Eigene Speicherkarte vorausgesetzt

Ich habe sehr lange eine doch in die Jahre gekommene Dashcam von Anker genutzt und bin vor ein paar Monaten dann endlich auf ein aktuelles Modelle von Nextbase umgestiegen. Heute möchte ich euch meine Erfahrungen mit der Nextbase 522GW mit auf den Weg geben, ein gutes Mittelklasse-Modell mit vielen Funktionen.

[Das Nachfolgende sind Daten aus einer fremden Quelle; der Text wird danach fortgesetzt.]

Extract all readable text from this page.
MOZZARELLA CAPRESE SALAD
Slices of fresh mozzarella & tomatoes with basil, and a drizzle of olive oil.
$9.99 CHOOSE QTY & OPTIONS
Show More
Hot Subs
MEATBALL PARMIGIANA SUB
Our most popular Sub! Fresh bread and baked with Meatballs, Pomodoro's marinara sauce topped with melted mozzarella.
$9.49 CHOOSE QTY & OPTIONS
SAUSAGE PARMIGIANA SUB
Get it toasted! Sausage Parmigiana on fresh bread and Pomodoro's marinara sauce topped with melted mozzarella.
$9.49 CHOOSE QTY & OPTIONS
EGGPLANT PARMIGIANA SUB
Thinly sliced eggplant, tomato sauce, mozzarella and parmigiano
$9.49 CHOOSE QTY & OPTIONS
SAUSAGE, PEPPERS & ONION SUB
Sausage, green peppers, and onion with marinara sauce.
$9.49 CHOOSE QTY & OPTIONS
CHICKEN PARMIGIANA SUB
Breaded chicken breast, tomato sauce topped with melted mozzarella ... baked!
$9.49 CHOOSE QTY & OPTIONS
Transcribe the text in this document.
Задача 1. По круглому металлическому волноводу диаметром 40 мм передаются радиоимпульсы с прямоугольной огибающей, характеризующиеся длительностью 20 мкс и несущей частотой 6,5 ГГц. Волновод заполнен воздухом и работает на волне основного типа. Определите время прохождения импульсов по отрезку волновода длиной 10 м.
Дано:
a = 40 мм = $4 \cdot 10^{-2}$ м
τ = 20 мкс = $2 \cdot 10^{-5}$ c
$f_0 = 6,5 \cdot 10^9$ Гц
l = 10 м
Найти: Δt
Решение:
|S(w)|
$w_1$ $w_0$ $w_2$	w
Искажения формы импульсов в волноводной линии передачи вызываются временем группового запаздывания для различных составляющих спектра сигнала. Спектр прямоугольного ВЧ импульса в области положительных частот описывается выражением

Warum ich eine Dashcam nutze? Um im Fall der Fälle einen Beweis zu haben. Es ist nicht unüblich, dass der Unfallgegner beziehungsweise Verursacher einfach falsche Angaben macht, die man mit einer Dashcam-Aufnahme widerlegen kann. Des Weiteren kann man so auch hoffentlich Fahrzeuge beziehungsweise Personen ermitteln, die Fahrerflucht begehen. Ohne irgendwelche Hinweise bleibt man nämlich definitiv auf seinen Kosten sitzen und muss einen abgefahrenen Spiegel selbst erneuern.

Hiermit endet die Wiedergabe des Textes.